According to the TCRS, employers seem to agree. Contrary to the widely held notion that most employers can't wait to downsize Boomers, well over 80 percent of employers surveyed feel that Boomers are valuable for their ability to train and mentor others, for their institutional knowledge and for their wisdom and life experience. Still, there is much to be done to both reassure Boomers that they are valued, and to put programs in place to demonstrate employers' support. Education is high on the list, with employers needing to make sure that Boomers understand available benefit plans within the company, and how to best utilize them, as well as training to understand how to deal with Social Security and Medicare. Additional work on providing certain key benefits is also on the agenda, including support for planning and transitioning to phased retirements, and offering more specific health care benefits valued by older employees, including disability, long-term care, critical care and cancer insurance. Finally, employers can do more to foster a truly intergenerational workplace, adopting internal policies and practices to reinforce the value of diversity within company cultures.

Boomer employees need to do their part as well to adapt to this new environment. TCRS suggests a number of steps Boomers can take to contribute to their own success in the new workplace. They boil down to three overall categories:

1. Be proactive. While nearly half of Boomers say they are focusing on maintaining good performance on the job, staying healthy, and keeping their skills up to date, far fewer recognize the value of networking, staying on top of the overall employment market in their field, or going back to school to gain new knowledge or skills. Only 1 percent of Boomers are active in all of these pursuits. If we are to be taken seriously in the work place, and competitive with younger workers who are arguably more in touch with contemporary digital business skills and workflows, we need to "level up." If we are going to be successful, and stop being perceived as too old, too expensive and too out of touch, we need to be much more engaged.

2. Plan better. Whether it's getting out of denial and confronting our own lack of retirement savings (median household retirement account balance: $127,000), developing a written plan or strategy for our retirement (only 14 percent of us have one), or getting help from a professional financial advisor (only 40 percent of us have done so), it's time for us to take charge of our money. Time is running out. At the very least, we need to think about a backup plan, a "Plan B," for dealing with an unexpected change or life-threatening situation. Only 26 percent of us have thought about this and created such a plan.

3. Talk more. We're all in this together -- workers, employers and families. It appears that only 9 percent of us regularly discuss retirement savings and planning issues with our family and friends.
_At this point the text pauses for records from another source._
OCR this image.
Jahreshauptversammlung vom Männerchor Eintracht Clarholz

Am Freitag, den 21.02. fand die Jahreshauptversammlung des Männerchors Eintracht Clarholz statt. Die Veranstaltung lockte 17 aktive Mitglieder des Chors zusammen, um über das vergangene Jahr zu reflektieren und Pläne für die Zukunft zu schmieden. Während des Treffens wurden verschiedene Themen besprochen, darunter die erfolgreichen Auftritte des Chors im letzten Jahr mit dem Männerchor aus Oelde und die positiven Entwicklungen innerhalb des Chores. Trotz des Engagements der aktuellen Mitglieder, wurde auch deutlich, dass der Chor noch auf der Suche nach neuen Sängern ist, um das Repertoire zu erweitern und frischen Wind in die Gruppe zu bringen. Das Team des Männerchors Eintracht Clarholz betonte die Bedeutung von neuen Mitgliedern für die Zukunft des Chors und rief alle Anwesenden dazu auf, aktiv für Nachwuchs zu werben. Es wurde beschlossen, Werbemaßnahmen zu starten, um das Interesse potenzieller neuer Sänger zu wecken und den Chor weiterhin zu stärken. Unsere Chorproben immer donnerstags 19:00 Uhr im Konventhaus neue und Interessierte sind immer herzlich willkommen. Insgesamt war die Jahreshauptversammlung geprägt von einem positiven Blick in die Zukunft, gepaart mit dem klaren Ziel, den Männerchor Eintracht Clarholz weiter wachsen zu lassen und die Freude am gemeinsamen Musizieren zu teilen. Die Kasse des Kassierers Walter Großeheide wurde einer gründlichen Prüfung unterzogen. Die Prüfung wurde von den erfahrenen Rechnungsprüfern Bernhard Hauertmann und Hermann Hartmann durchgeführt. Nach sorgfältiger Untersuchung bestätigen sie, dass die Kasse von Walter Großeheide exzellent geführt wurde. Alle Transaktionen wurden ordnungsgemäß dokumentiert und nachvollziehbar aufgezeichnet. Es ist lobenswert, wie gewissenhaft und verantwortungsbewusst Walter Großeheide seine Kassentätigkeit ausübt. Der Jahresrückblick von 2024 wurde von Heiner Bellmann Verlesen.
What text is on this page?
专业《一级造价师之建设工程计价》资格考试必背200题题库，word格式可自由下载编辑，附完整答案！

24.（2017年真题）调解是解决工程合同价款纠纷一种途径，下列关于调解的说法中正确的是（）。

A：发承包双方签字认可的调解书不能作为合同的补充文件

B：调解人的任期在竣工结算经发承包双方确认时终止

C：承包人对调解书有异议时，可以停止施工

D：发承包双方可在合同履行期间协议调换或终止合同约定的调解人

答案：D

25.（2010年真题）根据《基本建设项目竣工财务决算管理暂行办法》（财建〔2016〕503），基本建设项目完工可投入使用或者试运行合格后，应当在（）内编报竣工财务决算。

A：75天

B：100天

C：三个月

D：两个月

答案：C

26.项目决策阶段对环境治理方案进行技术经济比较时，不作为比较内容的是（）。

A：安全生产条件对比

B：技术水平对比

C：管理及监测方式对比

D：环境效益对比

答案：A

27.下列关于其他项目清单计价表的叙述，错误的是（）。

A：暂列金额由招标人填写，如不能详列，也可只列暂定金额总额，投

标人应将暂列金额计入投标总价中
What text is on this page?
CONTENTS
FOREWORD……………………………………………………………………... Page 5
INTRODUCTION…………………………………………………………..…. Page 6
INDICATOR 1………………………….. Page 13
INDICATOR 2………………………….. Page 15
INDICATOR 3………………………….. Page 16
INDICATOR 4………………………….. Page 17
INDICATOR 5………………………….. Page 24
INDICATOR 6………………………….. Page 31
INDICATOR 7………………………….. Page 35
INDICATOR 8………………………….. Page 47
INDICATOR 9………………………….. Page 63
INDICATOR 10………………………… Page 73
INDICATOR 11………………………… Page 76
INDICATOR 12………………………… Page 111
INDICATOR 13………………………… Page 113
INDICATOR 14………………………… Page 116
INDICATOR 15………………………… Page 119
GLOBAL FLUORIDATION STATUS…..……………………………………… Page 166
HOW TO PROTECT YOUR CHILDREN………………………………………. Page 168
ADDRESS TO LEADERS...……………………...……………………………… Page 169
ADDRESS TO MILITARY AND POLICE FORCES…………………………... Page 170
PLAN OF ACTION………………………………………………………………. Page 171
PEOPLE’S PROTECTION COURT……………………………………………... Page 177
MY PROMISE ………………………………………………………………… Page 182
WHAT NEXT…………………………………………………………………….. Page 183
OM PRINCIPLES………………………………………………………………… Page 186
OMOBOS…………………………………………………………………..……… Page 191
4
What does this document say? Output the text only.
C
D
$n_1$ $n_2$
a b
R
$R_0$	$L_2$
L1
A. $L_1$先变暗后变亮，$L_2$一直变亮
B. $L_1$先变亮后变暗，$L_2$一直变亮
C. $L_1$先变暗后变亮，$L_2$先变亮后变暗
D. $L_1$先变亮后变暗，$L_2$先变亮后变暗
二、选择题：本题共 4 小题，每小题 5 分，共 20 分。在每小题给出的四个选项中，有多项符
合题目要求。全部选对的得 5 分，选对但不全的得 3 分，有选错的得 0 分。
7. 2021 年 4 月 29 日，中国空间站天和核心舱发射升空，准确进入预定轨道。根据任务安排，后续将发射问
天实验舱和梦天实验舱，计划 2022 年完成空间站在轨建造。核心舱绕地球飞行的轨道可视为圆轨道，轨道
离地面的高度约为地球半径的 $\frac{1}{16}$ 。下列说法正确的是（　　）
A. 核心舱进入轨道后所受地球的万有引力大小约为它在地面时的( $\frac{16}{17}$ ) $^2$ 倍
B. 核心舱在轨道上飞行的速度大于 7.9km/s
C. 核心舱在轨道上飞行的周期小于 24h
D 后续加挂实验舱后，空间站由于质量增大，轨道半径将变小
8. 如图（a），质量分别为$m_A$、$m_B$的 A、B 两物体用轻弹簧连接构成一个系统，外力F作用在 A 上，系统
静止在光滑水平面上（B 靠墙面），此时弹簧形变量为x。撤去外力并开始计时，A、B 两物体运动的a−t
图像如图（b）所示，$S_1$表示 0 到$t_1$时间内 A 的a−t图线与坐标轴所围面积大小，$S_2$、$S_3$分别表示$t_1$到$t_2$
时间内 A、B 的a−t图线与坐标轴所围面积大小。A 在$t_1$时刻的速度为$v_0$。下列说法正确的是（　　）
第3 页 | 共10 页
I was surprised to read the TCRS statistics, but it appears that we just don't want to admit to the fact that we are getting older, and that things are going to change. We don't have to look at this as "doom and gloom." We can look at it as an opportunity. Let's not forget to engage our employers in these conversations, too. If they are willing to value us for our experience, knowledge and wisdom, they should be willing to work with us to address our concerns about providing appropriate benefits. After all, it is in everyone's best interest to support a healthy, happy, well-managed, and productive workplace.

Many Boomers have grown embittered over the past decade, and our generation took a particularly big hit during the Great Recession. While it is encouraging to hear that employers may turn out to be more receptive and welcoming to us as longer-term workers, and supportive of our career goals, we need to take the initiative. We cannot sit back and expect employers to make the first move. We cannot act entitled, and rest on our laurels. We need to take primary responsibility for charting and implementing our own course, and achieving the kind of "second act" or encore career that we want.